The death of a spouse can be a very difficult time. Social Security benefits are a source of income. If your spouse passes away, Social Security may pay a one-time death benefit to the surviving spouse. If there is no surviving spouse, a child may receive the benefit.
If your spouse is receiving benefits and they pass away, many times there is a way for you or your child to continue receiving those benefits after their death so that your financial future is not completely insecure. The death must be reported immediately so that Social Security does not continue to pay out benefits to someone who has passed. However, at that point, survivor’s benefits may take place instead.
Survivor’s benefits can go to:
1) Any widow or widower who is 60 or older,
2) A widow or widower who is disabled and over 50,
3) A widow or widower at any age who is caring for the deceased’s child that is under 16 years of age and disabled,
4) A surviving divorced spouse under specific circumstances-the marriage must have last 10 years or more,
5) An unmarried child of the deceased
6) Parents who are 62 or older that were dependent on the deceased for half of their support
7) A stepchild, grandchild, adopted child, or step grandchild under specific circumstances.

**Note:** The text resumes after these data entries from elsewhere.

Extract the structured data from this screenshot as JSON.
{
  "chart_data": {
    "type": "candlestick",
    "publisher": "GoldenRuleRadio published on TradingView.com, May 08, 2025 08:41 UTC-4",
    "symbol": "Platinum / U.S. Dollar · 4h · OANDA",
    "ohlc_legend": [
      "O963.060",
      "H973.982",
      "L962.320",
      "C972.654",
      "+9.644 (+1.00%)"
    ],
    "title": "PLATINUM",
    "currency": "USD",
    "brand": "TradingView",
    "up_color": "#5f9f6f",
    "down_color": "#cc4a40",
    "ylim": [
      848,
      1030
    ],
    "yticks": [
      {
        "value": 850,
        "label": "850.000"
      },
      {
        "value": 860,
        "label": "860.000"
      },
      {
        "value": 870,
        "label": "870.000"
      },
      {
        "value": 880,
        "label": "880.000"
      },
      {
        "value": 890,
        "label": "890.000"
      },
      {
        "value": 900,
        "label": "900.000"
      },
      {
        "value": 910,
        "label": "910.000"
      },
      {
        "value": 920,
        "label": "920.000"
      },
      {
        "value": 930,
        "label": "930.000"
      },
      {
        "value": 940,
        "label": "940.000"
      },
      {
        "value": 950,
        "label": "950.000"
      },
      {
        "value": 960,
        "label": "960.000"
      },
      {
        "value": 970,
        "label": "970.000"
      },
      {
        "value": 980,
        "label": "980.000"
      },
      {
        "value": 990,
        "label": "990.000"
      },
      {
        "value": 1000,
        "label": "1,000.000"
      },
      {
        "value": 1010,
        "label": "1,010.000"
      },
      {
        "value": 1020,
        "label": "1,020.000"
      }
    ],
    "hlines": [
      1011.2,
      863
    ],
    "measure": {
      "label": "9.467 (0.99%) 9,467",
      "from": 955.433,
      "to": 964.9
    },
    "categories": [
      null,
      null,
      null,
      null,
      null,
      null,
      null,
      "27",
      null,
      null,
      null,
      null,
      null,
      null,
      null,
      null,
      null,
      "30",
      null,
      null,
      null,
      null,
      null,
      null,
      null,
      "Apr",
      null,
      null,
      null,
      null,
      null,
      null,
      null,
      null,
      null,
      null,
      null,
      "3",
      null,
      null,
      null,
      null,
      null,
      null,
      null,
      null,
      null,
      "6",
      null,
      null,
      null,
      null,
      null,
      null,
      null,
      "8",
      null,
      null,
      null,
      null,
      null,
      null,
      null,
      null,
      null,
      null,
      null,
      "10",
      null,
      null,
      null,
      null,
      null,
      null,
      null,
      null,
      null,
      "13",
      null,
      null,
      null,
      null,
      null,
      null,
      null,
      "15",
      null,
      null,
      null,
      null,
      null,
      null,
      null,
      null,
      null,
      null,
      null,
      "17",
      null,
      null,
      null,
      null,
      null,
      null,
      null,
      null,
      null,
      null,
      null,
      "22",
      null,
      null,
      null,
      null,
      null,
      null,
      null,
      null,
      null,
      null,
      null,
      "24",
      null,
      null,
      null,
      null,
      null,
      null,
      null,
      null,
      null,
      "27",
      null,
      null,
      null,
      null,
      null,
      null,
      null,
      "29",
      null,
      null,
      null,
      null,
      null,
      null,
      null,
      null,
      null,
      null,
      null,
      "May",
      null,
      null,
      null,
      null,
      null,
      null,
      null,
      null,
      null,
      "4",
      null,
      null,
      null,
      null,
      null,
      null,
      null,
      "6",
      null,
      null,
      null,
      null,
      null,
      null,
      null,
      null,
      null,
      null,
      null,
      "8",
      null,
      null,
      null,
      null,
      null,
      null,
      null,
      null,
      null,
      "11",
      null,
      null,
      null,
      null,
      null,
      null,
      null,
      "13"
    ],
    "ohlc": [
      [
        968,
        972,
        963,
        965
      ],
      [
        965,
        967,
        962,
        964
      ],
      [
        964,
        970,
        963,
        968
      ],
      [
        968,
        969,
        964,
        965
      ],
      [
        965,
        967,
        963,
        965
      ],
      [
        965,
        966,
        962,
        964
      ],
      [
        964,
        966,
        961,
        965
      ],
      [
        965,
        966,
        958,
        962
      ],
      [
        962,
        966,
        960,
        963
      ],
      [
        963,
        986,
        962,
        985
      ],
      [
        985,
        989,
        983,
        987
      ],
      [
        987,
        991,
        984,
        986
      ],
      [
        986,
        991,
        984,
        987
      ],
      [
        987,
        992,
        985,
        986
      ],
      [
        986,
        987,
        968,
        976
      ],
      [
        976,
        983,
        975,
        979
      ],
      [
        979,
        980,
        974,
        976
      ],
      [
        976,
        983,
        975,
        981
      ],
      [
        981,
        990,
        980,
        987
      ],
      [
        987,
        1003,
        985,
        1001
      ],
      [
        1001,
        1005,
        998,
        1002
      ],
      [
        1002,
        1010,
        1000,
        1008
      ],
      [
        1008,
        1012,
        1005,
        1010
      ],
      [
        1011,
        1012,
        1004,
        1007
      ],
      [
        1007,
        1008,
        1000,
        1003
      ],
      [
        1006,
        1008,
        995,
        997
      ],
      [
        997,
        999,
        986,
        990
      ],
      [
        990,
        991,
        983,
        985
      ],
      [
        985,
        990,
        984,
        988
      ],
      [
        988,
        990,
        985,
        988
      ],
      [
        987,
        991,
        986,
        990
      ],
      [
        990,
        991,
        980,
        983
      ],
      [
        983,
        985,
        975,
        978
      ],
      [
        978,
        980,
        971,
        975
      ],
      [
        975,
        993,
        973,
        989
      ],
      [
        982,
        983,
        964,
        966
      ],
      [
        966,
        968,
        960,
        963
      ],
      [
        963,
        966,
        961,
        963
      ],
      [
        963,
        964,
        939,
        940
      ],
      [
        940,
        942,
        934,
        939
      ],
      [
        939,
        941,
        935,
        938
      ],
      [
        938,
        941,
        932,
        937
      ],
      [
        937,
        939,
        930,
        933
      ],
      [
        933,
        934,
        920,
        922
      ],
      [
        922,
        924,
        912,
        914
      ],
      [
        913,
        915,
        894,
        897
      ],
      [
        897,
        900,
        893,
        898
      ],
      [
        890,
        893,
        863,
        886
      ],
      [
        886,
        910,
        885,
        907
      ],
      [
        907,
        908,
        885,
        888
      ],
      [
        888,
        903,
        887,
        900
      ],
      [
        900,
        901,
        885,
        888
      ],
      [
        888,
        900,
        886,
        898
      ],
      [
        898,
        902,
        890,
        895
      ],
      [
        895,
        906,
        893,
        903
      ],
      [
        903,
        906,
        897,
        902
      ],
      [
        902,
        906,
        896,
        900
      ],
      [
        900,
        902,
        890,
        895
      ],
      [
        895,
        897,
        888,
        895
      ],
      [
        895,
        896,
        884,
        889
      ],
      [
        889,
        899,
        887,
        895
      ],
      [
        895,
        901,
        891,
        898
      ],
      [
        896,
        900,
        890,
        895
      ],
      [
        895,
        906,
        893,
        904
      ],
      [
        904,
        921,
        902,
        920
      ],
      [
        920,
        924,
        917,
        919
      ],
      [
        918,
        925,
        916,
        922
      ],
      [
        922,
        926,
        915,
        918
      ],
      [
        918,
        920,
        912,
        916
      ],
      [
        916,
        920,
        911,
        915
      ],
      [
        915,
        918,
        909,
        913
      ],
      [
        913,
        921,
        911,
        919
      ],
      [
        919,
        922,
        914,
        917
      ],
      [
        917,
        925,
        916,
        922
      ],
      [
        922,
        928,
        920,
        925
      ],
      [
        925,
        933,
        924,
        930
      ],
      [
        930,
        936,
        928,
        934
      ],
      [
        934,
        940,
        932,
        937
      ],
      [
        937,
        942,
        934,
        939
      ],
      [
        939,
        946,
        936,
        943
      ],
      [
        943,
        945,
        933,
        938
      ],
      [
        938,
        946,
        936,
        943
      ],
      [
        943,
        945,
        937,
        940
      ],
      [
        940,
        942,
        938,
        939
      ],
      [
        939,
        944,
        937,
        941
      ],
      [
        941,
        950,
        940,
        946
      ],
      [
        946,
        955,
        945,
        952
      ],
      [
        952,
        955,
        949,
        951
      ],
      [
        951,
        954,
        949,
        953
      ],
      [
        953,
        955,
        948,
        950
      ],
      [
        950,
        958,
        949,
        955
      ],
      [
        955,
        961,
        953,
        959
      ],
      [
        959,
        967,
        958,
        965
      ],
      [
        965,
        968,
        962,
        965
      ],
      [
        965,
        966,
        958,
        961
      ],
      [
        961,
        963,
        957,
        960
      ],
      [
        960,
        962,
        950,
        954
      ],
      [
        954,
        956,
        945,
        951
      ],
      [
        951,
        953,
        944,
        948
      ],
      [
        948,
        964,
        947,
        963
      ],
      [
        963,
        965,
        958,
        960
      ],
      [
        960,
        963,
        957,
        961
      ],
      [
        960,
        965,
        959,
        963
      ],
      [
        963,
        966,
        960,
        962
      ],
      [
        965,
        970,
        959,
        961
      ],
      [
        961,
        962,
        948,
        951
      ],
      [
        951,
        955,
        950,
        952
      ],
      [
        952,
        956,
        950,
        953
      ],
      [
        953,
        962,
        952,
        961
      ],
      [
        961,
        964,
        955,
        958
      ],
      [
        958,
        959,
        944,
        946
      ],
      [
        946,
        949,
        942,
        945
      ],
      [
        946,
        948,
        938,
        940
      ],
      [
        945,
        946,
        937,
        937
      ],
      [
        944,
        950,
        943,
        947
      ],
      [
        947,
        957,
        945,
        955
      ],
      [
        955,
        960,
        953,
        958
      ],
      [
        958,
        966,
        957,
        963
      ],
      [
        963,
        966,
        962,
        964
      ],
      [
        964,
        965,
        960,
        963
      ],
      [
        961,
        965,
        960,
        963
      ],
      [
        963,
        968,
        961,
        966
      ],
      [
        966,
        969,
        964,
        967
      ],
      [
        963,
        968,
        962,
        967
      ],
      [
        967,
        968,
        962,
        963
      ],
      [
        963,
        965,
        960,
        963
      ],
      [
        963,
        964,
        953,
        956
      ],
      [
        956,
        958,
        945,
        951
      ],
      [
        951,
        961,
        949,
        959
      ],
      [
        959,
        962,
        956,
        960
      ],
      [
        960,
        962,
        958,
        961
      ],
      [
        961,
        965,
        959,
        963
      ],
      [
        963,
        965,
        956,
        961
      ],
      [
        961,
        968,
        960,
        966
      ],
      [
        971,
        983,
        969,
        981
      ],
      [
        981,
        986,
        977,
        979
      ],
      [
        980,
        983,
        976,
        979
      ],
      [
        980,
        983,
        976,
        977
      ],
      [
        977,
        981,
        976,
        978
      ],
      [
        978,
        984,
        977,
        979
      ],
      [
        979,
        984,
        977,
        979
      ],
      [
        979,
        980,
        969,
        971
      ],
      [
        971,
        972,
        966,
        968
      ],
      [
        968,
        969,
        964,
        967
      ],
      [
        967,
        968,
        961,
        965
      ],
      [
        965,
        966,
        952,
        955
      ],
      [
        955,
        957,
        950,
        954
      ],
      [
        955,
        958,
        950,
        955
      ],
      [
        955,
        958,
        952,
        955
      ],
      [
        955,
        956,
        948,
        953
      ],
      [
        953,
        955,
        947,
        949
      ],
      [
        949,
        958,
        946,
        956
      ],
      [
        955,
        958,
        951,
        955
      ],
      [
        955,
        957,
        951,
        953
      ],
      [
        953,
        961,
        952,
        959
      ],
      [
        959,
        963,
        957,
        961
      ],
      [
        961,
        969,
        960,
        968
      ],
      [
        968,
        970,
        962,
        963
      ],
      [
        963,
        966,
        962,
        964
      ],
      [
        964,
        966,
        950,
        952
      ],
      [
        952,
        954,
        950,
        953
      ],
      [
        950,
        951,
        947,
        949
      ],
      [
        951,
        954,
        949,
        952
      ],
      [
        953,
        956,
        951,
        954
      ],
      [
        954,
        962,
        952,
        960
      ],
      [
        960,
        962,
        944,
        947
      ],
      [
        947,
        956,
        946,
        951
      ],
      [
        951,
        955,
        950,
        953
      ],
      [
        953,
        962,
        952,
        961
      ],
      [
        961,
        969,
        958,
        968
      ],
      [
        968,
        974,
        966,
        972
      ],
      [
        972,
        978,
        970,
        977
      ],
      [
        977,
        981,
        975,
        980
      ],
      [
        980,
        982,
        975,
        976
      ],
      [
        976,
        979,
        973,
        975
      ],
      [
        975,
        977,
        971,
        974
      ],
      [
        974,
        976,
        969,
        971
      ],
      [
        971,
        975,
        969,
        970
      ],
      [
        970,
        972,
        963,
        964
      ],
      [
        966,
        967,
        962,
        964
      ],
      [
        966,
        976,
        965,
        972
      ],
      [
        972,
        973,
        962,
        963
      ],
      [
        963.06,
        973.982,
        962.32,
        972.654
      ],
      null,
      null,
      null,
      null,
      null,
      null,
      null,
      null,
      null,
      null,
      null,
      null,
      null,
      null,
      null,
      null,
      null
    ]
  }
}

The benefits that you are eligible to receive would depend on the earnings of your spouse, and it would be a percentage of their Social Security amount. It is also important to note that if you remarry before you are 60 years of age, you will no longer be able to receive benefits. Any remarriage after 60, however, still allows you to qualify for benefits from your deceased spouse.
The Social Security system can seem daunting if you are dealing with a death but be sure to call and see if survivor benefits can help during this difficult time.